History and applications

HIV virus population growth and decay

In a series of papers in the 1990s, scientists used mathematical models to study HIV viruses in the human body (see the References section).

When a person contracts HIV, viruses infect white blood cells by attaching to certain proteins, and the infected cells are reprogrammed to produce viruses. After an initial acute phase, but before the onset of AIDS, the HIV viruses circulate within the body at low levels. It was previously thought that not much is happening during this phase, but a mathematical model helped to show that this is not the case.

The number \(n\) of HIV viruses (per millilitre of extracellular fluid) after \(t\) days can be modelled by the differential equation

\[ \dfrac{dn}{dt} = kn + m, \]

where \(k\) is the rate at which viruses are cleared from the bloodstream by the immune system (that is, the continuous decay rate for viruses) and \(m\) is a constant rate of production of viruses from host cells (per day per millilitre of fluid).

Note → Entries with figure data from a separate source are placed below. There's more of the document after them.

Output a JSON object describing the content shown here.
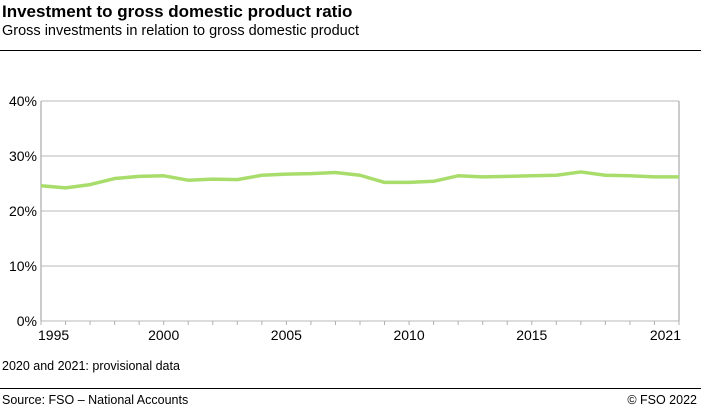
{
  "header": {
    "title": "Investment to gross domestic product ratio",
    "subtitle": "Gross investments in relation to gross domestic product"
  },
  "footer": {
    "note": "2020 and 2021: provisional data",
    "source": "Source: FSO – National Accounts",
    "copyright": "© FSO 2022"
  },
  "chart_data": {
    "type": "line",
    "title": "Investment to gross domestic product ratio",
    "subtitle": "Gross investments in relation to gross domestic product",
    "x": [
      1995,
      1996,
      1997,
      1998,
      1999,
      2000,
      2001,
      2002,
      2003,
      2004,
      2005,
      2006,
      2007,
      2008,
      2009,
      2010,
      2011,
      2012,
      2013,
      2014,
      2015,
      2016,
      2017,
      2018,
      2019,
      2020,
      2021
    ],
    "series": [
      {
        "values": [
          24.6,
          24.2,
          24.8,
          25.9,
          26.3,
          26.4,
          25.6,
          25.8,
          25.7,
          26.5,
          26.7,
          26.8,
          27.0,
          26.5,
          25.2,
          25.2,
          25.4,
          26.4,
          26.2,
          26.3,
          26.4,
          26.5,
          27.1,
          26.5,
          26.4,
          26.2,
          26.2
        ],
        "color": "#a8dd6c"
      }
    ],
    "xlim": [
      1995,
      2021
    ],
    "ylim": [
      0,
      40
    ],
    "xticks": [
      "1995",
      "2000",
      "2005",
      "2010",
      "2015",
      "2021"
    ],
    "yticks": [
      "0%",
      "10%",
      "20%",
      "30%",
      "40%"
    ],
    "grid": true,
    "legend": "none"
  }
}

We look at a simplified version of an experiment conducted by Perelson and others (see the References section). The experiment started by assuming that the level of HIV viruses had reached equilibrium. A typical value for the number of viruses in the bloodstream was \(100\ 000\) per millilitre.

Exercise 11

Explain why \(- \dfrac{m}{k} \approx 100\,000\).

During the experiment, an antiviral agent was administered which effectively reduced the production of new viruses to zero, that is, \(m=0\). It was then found that the number of viruses decreased exponentially with a half-life of 0.24 days.

Exercise 12

Find the decay rate \(k\).

From this information, several calculations can be made.

Exercise 13

  1. Based on the previous exercises, compute \(m\), the production rate of viruses per day per millilitre of extracellular fluid.
  2. The average human body contains about 15 litres of extracellular fluid. Approximately how many viruses are produced per day?

The answer found by the experimenters (using a more sophisticated model than ours) was that about \(10^{10}\) viruses are produced per day — far more than previously thought. Even when the HIV infection is in an apparently quiet phase, a huge number of viruses are being produced and destroyed every day!